İnşa ise, eşyanın zaman ve müddet içinde sebeplerin eli ile yaratılmasıdır. Bu tarz yaratmada talim ve terbiye esastır. Allah bu inşa tarzı yaratmasında kendi maharet ve hünerlerini unvan ve isimlerini insanlara göstermek ve izhar etmek istiyor. Bu yüzden ani ve def’î değil tedricen yapıyor. Çekirdek içerisine ağacın bütün programını yerleştirmek ayrı bir sanattır ve bir ilim mucizesidir. O çekirdeği açmak ayrı bir ilahi fiildir ve Fettah isminin tecellisiyle meydana gelir. Açılan bu çekirdeğin yeryüzüne çıkarılması, fidan olması, ağaç olması ve sonunda ondan yaprakların, çiçeklerin, meyvelerin çıkması, o meyvelere renkler, şekiller giydirilmesi, içlerine rızık maddelerinin yerleştirilmesi ve her meyvenin bütün çekirdeklerine ağacının plan ve programının yerleştirilmesi birbirinden farklı işlerdir. Ve bunların her biri ayrı bir ismin veya isimlerin tecellisiyle meydana gelir.
Eğer bir meyve, içindeki çekirdekleriyle birlikte hiçbir sebep istimal edilmeksizin doğrudan yaratılsaydı birçok isim tecelli etmemiş olacaktı.
Bilindiği gibi, Cenab-ı Hakk’ın Hay, Kayyum, Ehad, Samed, Baki, Kadim gibi zatî isimleri yanında fiilî isimleri de vardır. Rezzâk (rızık verici), Muhyi (hayat verici), Şâfi (şifa verici) gibi fiilî isimlerin sonsuz olduğu söylenmektedir. Zira ne kadar farklı fiil varsa, o kadar da fiilî isim var demektir. Halık, fiilî bir isimdir, bu ismin sayılamayacak kadar çok alt şubeleri vardır ki bunlarında her biri ayrı bir isim olarak düşünülmektedir. Mesela, insan yaratmak bir fiildir, ancak insanda göz yaratmakla, el yaratmak, ciğer yaratmakla kalp yaratmak, damar yaratmakla sinir yaratmak, alyuvar yaratmakla akyuvar yaratmak ayrı fiillerdir. Bu nazarla bakıldığında, insanda tecelli eden fiilî isimler bile sayılamayacak kadar çoktur.
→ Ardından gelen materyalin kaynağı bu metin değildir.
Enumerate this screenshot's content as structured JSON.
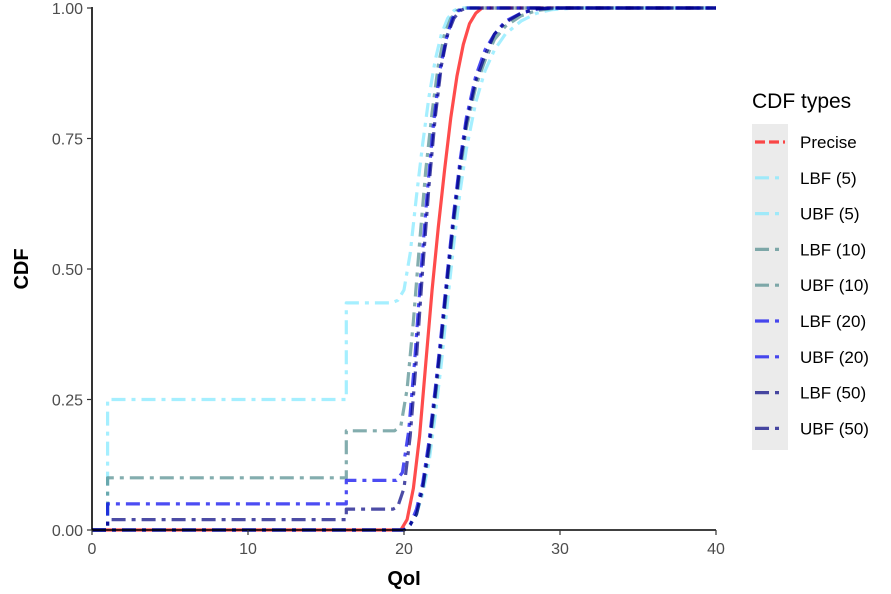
{
  "chart_data": {
    "type": "line",
    "xlabel": "QoI",
    "ylabel": "CDF",
    "xlim": [
      0,
      40
    ],
    "ylim": [
      0,
      1
    ],
    "x_ticks": [
      0,
      10,
      20,
      30,
      40
    ],
    "y_ticks": [
      0,
      0.25,
      0.5,
      0.75,
      1
    ],
    "x_tick_labels": [
      "0",
      "10",
      "20",
      "30",
      "40"
    ],
    "y_tick_labels": [
      "0.00",
      "0.25",
      "0.50",
      "0.75",
      "1.00"
    ],
    "grid": false,
    "legend": {
      "title": "CDF types",
      "position": "right",
      "background": "#ebebeb"
    },
    "series": [
      {
        "name": "Precise",
        "color": "#ff0000",
        "opacity": 0.7,
        "dash": "solid",
        "legend_dash": "long-dash",
        "x": [
          0,
          19.8,
          20.2,
          20.6,
          21.0,
          21.4,
          21.8,
          22.2,
          22.6,
          23.0,
          23.4,
          23.8,
          24.2,
          24.6,
          25.0,
          40
        ],
        "y": [
          0,
          0,
          0.02,
          0.08,
          0.18,
          0.32,
          0.46,
          0.58,
          0.69,
          0.79,
          0.87,
          0.93,
          0.97,
          0.99,
          1.0,
          1.0
        ]
      },
      {
        "name": "LBF (5)",
        "color": "#7fe8ff",
        "opacity": 0.7,
        "dash": "dashdot",
        "x": [
          0,
          20.0,
          20.4,
          20.8,
          21.2,
          21.6,
          22.0,
          22.4,
          22.8,
          23.2,
          23.6,
          24.0,
          24.6,
          25.2,
          25.8,
          26.5,
          27.5,
          28.5,
          29.5,
          31.0,
          40
        ],
        "y": [
          0,
          0,
          0.01,
          0.03,
          0.07,
          0.13,
          0.22,
          0.32,
          0.44,
          0.55,
          0.65,
          0.73,
          0.82,
          0.88,
          0.92,
          0.95,
          0.975,
          0.99,
          0.997,
          1.0,
          1.0
        ]
      },
      {
        "name": "UBF (5)",
        "color": "#7fe8ff",
        "opacity": 0.7,
        "dash": "dashdot",
        "x": [
          0,
          1,
          1,
          16.3,
          16.3,
          19.2,
          19.6,
          20.0,
          20.4,
          20.8,
          21.2,
          21.6,
          22.0,
          22.4,
          22.8,
          23.2,
          23.6,
          40
        ],
        "y": [
          0,
          0,
          0.25,
          0.25,
          0.435,
          0.435,
          0.44,
          0.46,
          0.53,
          0.64,
          0.74,
          0.83,
          0.9,
          0.95,
          0.98,
          0.995,
          1.0,
          1.0
        ]
      },
      {
        "name": "LBF (10)",
        "color": "#4f8a8b",
        "opacity": 0.7,
        "dash": "dashdot",
        "x": [
          0,
          20.0,
          20.4,
          20.8,
          21.2,
          21.6,
          22.0,
          22.4,
          22.8,
          23.2,
          23.6,
          24.0,
          24.6,
          25.2,
          25.8,
          26.5,
          27.5,
          28.5,
          29.5,
          30.5,
          40
        ],
        "y": [
          0,
          0,
          0.01,
          0.03,
          0.08,
          0.15,
          0.25,
          0.36,
          0.48,
          0.59,
          0.69,
          0.77,
          0.85,
          0.9,
          0.94,
          0.965,
          0.985,
          0.995,
          0.999,
          1.0,
          1.0
        ]
      },
      {
        "name": "UBF (10)",
        "color": "#4f8a8b",
        "opacity": 0.7,
        "dash": "dashdot",
        "x": [
          0,
          1,
          1,
          16.3,
          16.3,
          19.4,
          19.8,
          20.2,
          20.6,
          21.0,
          21.4,
          21.8,
          22.2,
          22.6,
          23.0,
          23.4,
          23.8,
          40
        ],
        "y": [
          0,
          0,
          0.1,
          0.1,
          0.19,
          0.19,
          0.2,
          0.27,
          0.4,
          0.55,
          0.69,
          0.8,
          0.89,
          0.95,
          0.98,
          0.995,
          1.0,
          1.0
        ]
      },
      {
        "name": "LBF (20)",
        "color": "#0000ee",
        "opacity": 0.7,
        "dash": "dashdot",
        "x": [
          0,
          20.0,
          20.4,
          20.8,
          21.2,
          21.6,
          22.0,
          22.4,
          22.8,
          23.2,
          23.6,
          24.0,
          24.6,
          25.2,
          25.8,
          26.5,
          27.5,
          28.5,
          29.5,
          40
        ],
        "y": [
          0,
          0,
          0.01,
          0.04,
          0.09,
          0.17,
          0.27,
          0.38,
          0.5,
          0.61,
          0.71,
          0.79,
          0.87,
          0.92,
          0.95,
          0.975,
          0.99,
          0.998,
          1.0,
          1.0
        ]
      },
      {
        "name": "UBF (20)",
        "color": "#0000ee",
        "opacity": 0.7,
        "dash": "dashdot",
        "x": [
          0,
          1,
          1,
          16.3,
          16.3,
          19.5,
          19.9,
          20.3,
          20.7,
          21.1,
          21.5,
          21.9,
          22.3,
          22.7,
          23.1,
          23.5,
          23.9,
          40
        ],
        "y": [
          0,
          0,
          0.05,
          0.05,
          0.095,
          0.095,
          0.11,
          0.19,
          0.33,
          0.5,
          0.65,
          0.78,
          0.88,
          0.94,
          0.98,
          0.995,
          1.0,
          1.0
        ]
      },
      {
        "name": "LBF (50)",
        "color": "#000080",
        "opacity": 0.7,
        "dash": "dashdot",
        "x": [
          0,
          20.0,
          20.4,
          20.8,
          21.2,
          21.6,
          22.0,
          22.4,
          22.8,
          23.2,
          23.6,
          24.0,
          24.6,
          25.2,
          25.8,
          26.5,
          27.5,
          28.5,
          29.5,
          40
        ],
        "y": [
          0,
          0,
          0.01,
          0.03,
          0.08,
          0.16,
          0.26,
          0.37,
          0.49,
          0.6,
          0.7,
          0.78,
          0.86,
          0.91,
          0.95,
          0.972,
          0.99,
          0.998,
          1.0,
          1.0
        ]
      },
      {
        "name": "UBF (50)",
        "color": "#000080",
        "opacity": 0.7,
        "dash": "dashdot",
        "x": [
          0,
          1,
          1,
          16.3,
          16.3,
          19.3,
          19.6,
          20.0,
          20.4,
          20.8,
          21.2,
          21.6,
          22.0,
          22.4,
          22.8,
          23.2,
          23.6,
          24.0,
          40
        ],
        "y": [
          0,
          0,
          0.02,
          0.02,
          0.04,
          0.04,
          0.045,
          0.08,
          0.18,
          0.33,
          0.5,
          0.66,
          0.79,
          0.89,
          0.95,
          0.98,
          0.995,
          1.0,
          1.0
        ]
      }
    ]
  }
}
Bir diğer misal: Terbiye etmek bir fiildir. Bunun birçok alt şubeleri olduğunu Cevşen-i Kebir'de görüyoruz (cennetin ve narın Rabbi, nebilerin ve ahyarın Rabbi, sıddıkların ve ebrarın Rabbi, küçüklerin ve büyüklerin Rabbi, hububatın ve meyvelerin Rabbi gibi). Bunların her biri ayrı bir isim olarak düşünülmektedir.
"Meşiet ve hikmet-i İlahiyenin muktezasıyla ve çok esmanın tezahür etmek istemesiyle; müsebbebat, esbaba rabtedilmiş. Her bir şey, bir sebeple bağlanmış." (Sözler, Otuz İkinci Söz, İkinci Mevkıf.)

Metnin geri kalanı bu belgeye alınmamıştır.